Thursday, July 06, 2023

VMT – review


Author & Illustrator: William Simpson

First Published: 2022

Contains spoilers

The Blurb: Vampires come in many forms and curious identities, full of diverse methodologies, not all Nosferatu of the rat teeth, or Dracula and his penchant for impaling Turks, but one thing's for sure, they aren't meant to sparkle or be teenage friendly, even if the young do taste like chicken! It's not that vampires aren't fun, but hang on to your face, they peel easier than an apple in baking season.

VMT brings together three diverse vampiric existences in an encounter with a darker, more malevolent evil, insistent on shredding the veil of life and indulging in a brutal orgy of carnal sacrifice... but of course, you have to get the flies out of the ointment first.

If this was just SUN's story, Cyndi Lauper's 'Girls just wanna have fun' would be ringing through one's head, but it would be a short lived vainglorious effort, as her vampire nature means serious bloodletting and much pain for her encountered victims... still, she may be a bad tempered attitude on legs, but not the creeping pervading evil that fate must decree is destiny. No matter how they try, lives are not lived alone and with vampires, never a single timeline.

Past and potential futures, conjure the present and 'Sun's present will be filled with 'Mercy', a much older vampire and a victim of her own religion dominated quest for release, though blood addiction conspires to hold her on a razor edge of desperation and anger for her birth.

And then, 'Death's Dark Angel' walks the path between the shades of life and oblivion, manipulating the ripples of time and space, lured by maelstroms of brutality and horror, her feet steeped in histories long forgotten and her self, soaring beyond moral obligations.

VMT series one: An invitation into a meeting of a tryptic of cursed vampiric existence, surrounded by a consortium of very human fearful companions... and the battle against something much worse in dubious demonic devilry and such things as go bump in the night.

detail

The review
: The edition of VMT I have just gives it that title, though according to Amazon it stands for Vampire Menstrual Tension and is a new series by comic book/graphic novelist William Simpson. Simpson was part of the team behind DC’s Vamps (I will look at that here at some point), which is a graphic series about motorbike riding bad-ass vampire women and to some degree this treads similar ground (one of the characters, Artemis, is a motorcycle riding vampire hunter). The blurb tells us about the main vampire characters and they are all very different.
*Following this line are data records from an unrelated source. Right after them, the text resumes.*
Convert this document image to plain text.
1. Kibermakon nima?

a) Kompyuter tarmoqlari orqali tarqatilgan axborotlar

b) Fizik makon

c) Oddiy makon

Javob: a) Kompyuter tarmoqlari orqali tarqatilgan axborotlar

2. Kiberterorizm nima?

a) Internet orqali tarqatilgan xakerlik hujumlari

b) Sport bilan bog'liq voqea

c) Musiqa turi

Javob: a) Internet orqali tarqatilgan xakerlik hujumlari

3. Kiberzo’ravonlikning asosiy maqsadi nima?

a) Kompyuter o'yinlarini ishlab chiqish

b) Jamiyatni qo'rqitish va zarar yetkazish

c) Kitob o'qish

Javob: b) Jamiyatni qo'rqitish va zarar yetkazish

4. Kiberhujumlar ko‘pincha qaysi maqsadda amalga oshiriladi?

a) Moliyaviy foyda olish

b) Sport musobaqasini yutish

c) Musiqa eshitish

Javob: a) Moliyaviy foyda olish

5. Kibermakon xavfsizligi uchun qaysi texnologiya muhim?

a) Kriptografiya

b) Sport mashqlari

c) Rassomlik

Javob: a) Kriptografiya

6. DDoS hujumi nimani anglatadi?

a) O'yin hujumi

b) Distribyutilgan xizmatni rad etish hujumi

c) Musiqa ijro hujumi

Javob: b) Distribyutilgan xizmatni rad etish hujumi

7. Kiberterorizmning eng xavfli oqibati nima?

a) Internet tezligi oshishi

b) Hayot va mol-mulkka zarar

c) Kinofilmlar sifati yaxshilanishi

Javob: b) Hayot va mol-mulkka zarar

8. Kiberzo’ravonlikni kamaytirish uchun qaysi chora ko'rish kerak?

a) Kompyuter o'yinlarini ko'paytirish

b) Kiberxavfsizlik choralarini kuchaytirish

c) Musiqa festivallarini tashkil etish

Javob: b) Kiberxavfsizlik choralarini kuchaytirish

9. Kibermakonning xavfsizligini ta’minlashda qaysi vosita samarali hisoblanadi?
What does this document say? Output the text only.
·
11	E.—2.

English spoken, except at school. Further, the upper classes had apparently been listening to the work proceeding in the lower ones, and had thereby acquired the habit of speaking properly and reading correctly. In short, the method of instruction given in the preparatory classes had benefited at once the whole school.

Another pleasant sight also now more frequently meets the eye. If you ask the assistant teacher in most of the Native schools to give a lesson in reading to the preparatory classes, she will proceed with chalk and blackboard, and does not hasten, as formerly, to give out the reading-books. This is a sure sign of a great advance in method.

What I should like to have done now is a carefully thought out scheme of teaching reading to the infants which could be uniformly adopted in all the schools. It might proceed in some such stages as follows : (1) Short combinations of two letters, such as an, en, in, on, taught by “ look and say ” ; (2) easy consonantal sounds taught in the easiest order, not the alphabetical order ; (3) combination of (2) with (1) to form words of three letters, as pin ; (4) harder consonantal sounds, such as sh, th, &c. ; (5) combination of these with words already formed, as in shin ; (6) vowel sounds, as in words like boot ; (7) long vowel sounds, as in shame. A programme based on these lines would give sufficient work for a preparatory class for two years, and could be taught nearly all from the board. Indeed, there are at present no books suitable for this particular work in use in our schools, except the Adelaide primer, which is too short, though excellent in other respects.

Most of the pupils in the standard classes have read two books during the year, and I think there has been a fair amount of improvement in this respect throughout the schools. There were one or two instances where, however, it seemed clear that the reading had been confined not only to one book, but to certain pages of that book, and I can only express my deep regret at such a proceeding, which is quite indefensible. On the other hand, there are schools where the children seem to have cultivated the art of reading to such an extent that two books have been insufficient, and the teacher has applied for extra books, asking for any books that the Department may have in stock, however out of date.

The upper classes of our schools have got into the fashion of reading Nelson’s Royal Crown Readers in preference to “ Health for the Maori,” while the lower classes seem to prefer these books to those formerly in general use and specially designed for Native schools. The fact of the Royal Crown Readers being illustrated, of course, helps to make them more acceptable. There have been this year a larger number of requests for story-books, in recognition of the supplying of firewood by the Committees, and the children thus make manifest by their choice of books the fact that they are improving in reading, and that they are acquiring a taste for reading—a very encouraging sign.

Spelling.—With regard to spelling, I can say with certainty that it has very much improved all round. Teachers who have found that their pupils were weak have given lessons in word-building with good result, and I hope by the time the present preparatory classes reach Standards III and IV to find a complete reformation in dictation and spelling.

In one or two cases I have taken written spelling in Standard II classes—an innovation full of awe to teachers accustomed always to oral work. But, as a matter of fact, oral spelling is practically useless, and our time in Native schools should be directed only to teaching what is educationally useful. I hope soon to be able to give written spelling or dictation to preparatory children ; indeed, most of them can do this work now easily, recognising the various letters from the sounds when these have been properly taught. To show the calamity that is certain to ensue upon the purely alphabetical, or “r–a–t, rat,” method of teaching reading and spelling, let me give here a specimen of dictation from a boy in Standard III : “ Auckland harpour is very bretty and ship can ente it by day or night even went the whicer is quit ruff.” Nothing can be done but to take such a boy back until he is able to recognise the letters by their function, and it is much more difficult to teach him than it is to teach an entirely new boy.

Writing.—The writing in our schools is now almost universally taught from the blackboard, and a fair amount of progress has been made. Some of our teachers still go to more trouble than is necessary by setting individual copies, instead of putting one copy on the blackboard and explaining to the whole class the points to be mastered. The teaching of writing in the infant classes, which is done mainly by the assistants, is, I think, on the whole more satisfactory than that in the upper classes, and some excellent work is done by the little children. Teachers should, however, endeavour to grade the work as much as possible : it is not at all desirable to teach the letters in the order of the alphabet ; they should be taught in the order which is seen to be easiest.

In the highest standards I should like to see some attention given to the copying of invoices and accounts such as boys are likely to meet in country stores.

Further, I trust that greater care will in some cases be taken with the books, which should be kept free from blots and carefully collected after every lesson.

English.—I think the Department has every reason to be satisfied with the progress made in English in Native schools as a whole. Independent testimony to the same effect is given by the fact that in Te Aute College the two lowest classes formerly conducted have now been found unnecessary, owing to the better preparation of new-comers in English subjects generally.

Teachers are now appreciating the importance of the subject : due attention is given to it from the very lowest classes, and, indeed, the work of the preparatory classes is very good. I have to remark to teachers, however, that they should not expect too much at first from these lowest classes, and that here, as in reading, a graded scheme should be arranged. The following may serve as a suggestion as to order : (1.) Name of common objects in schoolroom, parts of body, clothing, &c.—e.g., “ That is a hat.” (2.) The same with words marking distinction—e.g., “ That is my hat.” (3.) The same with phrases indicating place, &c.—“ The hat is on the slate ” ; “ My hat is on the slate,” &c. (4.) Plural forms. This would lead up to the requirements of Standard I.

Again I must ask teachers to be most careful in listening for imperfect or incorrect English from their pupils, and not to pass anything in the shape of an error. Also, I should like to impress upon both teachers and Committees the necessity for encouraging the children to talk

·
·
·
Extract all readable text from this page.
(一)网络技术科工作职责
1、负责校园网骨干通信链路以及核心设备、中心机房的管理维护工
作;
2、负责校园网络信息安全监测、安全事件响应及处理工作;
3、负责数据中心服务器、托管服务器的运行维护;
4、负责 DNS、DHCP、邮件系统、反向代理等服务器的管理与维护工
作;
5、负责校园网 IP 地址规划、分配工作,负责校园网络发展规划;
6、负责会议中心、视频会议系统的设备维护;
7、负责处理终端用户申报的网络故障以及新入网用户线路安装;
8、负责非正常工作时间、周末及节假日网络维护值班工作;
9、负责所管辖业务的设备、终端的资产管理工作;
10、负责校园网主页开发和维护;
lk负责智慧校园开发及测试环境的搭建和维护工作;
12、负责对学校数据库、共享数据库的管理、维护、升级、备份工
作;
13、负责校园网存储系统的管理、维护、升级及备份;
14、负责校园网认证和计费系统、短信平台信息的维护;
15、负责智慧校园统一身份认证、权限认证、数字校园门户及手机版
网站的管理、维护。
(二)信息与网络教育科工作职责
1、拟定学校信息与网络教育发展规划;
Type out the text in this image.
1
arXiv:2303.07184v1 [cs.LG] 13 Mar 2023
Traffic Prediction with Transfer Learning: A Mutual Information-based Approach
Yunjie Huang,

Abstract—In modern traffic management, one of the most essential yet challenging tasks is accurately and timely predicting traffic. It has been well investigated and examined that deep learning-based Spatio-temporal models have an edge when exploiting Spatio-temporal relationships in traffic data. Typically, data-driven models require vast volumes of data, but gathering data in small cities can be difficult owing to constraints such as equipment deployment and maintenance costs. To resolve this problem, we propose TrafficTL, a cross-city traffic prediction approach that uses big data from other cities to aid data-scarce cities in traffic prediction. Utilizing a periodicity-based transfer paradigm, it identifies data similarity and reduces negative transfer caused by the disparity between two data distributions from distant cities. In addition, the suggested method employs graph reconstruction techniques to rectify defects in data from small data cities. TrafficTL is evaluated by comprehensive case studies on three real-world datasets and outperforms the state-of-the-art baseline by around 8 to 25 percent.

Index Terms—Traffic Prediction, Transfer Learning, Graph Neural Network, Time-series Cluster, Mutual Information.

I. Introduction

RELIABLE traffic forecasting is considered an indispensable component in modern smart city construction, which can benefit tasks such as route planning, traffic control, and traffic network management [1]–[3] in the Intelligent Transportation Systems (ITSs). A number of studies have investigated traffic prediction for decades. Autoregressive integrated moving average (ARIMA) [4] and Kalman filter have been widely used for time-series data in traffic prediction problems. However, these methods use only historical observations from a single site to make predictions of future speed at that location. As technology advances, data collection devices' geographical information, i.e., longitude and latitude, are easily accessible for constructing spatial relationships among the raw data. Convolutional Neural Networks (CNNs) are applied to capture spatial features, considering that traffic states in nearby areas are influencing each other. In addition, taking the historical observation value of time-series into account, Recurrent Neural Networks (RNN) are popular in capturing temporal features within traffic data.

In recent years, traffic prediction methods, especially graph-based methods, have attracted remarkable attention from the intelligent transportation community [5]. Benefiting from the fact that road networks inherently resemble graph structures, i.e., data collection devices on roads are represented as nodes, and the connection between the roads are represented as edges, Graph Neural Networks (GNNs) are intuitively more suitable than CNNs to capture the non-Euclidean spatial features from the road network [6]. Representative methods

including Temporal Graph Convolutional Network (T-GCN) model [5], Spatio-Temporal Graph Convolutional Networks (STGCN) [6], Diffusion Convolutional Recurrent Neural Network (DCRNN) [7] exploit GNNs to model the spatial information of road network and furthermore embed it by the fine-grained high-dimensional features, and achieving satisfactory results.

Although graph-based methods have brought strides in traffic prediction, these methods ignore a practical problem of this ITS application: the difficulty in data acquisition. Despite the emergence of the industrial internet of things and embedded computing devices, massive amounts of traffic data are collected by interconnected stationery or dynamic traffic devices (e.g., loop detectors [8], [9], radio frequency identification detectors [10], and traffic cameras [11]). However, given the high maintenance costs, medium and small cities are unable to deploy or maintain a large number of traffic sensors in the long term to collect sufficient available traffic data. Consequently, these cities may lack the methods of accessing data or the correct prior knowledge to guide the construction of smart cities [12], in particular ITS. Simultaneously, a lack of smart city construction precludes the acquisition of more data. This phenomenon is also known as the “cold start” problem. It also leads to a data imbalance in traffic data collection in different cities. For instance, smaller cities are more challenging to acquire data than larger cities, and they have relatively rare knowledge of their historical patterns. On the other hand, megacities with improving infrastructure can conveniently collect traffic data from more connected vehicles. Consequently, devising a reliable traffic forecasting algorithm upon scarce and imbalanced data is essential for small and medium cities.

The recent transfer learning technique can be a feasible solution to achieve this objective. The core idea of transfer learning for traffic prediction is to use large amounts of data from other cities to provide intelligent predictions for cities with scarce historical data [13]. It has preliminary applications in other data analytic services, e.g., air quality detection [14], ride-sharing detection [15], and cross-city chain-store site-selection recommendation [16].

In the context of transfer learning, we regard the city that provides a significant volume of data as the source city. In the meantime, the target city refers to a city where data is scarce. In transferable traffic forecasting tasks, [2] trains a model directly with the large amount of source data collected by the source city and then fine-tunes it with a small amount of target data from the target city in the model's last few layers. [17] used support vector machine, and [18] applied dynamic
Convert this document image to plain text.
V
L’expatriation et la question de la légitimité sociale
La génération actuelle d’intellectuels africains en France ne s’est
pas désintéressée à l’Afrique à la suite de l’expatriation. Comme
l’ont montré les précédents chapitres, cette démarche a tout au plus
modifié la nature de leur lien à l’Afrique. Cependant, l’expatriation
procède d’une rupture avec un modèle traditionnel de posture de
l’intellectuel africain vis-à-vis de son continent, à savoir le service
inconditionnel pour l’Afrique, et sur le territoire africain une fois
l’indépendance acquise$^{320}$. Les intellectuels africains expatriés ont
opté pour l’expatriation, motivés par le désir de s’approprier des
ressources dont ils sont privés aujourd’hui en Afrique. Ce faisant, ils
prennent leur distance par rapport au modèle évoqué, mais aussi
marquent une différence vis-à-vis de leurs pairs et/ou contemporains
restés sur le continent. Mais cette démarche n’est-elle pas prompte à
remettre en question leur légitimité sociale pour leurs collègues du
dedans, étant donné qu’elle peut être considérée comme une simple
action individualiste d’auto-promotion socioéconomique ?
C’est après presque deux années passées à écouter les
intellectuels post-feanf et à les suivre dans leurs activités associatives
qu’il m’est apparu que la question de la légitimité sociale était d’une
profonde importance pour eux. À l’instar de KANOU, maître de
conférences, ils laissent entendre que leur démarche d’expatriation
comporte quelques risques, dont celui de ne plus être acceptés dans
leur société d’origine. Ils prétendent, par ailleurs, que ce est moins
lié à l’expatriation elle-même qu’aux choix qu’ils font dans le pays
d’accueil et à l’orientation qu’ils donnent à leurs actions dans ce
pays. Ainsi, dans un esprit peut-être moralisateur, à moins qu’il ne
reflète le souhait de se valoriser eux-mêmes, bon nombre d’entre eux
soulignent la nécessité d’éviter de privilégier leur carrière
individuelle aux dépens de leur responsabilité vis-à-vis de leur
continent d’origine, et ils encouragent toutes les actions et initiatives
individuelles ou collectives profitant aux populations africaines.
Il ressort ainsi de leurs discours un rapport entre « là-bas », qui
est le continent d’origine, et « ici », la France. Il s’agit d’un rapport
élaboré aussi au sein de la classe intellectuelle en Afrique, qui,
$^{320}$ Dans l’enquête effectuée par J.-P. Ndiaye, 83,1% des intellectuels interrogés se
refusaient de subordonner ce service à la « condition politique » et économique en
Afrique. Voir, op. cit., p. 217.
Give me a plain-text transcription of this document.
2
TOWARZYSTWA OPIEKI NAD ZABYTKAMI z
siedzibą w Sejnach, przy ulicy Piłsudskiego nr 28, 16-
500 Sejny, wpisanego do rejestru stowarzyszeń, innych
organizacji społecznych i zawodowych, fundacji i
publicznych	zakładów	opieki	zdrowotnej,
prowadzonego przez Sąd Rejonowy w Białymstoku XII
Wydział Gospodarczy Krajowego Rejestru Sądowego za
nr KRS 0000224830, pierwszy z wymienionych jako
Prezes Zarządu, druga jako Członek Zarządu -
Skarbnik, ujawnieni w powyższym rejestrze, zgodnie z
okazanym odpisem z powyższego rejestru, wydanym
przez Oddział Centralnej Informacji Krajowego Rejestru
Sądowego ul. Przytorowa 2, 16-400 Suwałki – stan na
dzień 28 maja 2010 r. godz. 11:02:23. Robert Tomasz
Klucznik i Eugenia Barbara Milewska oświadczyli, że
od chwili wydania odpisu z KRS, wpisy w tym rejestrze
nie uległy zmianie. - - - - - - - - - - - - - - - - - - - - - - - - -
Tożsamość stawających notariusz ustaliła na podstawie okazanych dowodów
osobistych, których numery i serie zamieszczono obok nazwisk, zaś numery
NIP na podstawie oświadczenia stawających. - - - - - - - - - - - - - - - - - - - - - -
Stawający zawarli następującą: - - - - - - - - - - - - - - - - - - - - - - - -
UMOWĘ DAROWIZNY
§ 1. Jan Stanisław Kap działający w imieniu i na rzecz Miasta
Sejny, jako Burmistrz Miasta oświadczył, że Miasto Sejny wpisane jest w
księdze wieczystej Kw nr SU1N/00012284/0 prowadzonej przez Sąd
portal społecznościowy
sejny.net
The very young Sun is rage filled (and, though she doesn’t know it, has a bad habit of leaving her victims to rise as zombies), Mercy hates the clergy and seeks redemption, seeing Sun as a route to do so, and Sheherazade (named 'Death's Dark Angel' in the blurb) is ancient, named as a Goddess and almost aloof to the world; she also appears to be a soul eater.

Thrown into the mix is a vampiric Marquis de Sade and his vampire henchman Monderain, who have been sacrificing prostitutes to bring about a Lovecraftian apocalypse – so we get a cosmic horror aspect – and a homicide cop, Jake, who is out of his depth.

The artwork is gorgeous, there is action, violence and horror but not a lot of backstory and so it can feel a tad empty in places, plenty of style but missing some of the substance. That said we do have the three very different vampires and that brings me to something Simpson puts as part of the introduction, “I don’t get nice sparkly vampires with werewolf puppies as their pets”. Ok, I get it – and I don’t mind backlash creating an ultraviolent, adult piece of art. However, let it go already.

This is worthwhile, especially if you like your vampires violent (and in the case of de Sade, thoroughly evil) and more so if you like cosmic horror in your vampire stories. As mentioned, it could have stood some more backstory (which may come into future volumes as this is meant to be the first of three) but it’s still worth your time and still a quality piece of graphic novelisation. Thanks to Leila for putting me on to this and Sarah for getting it me as a birthday present. 7.5 out of 10.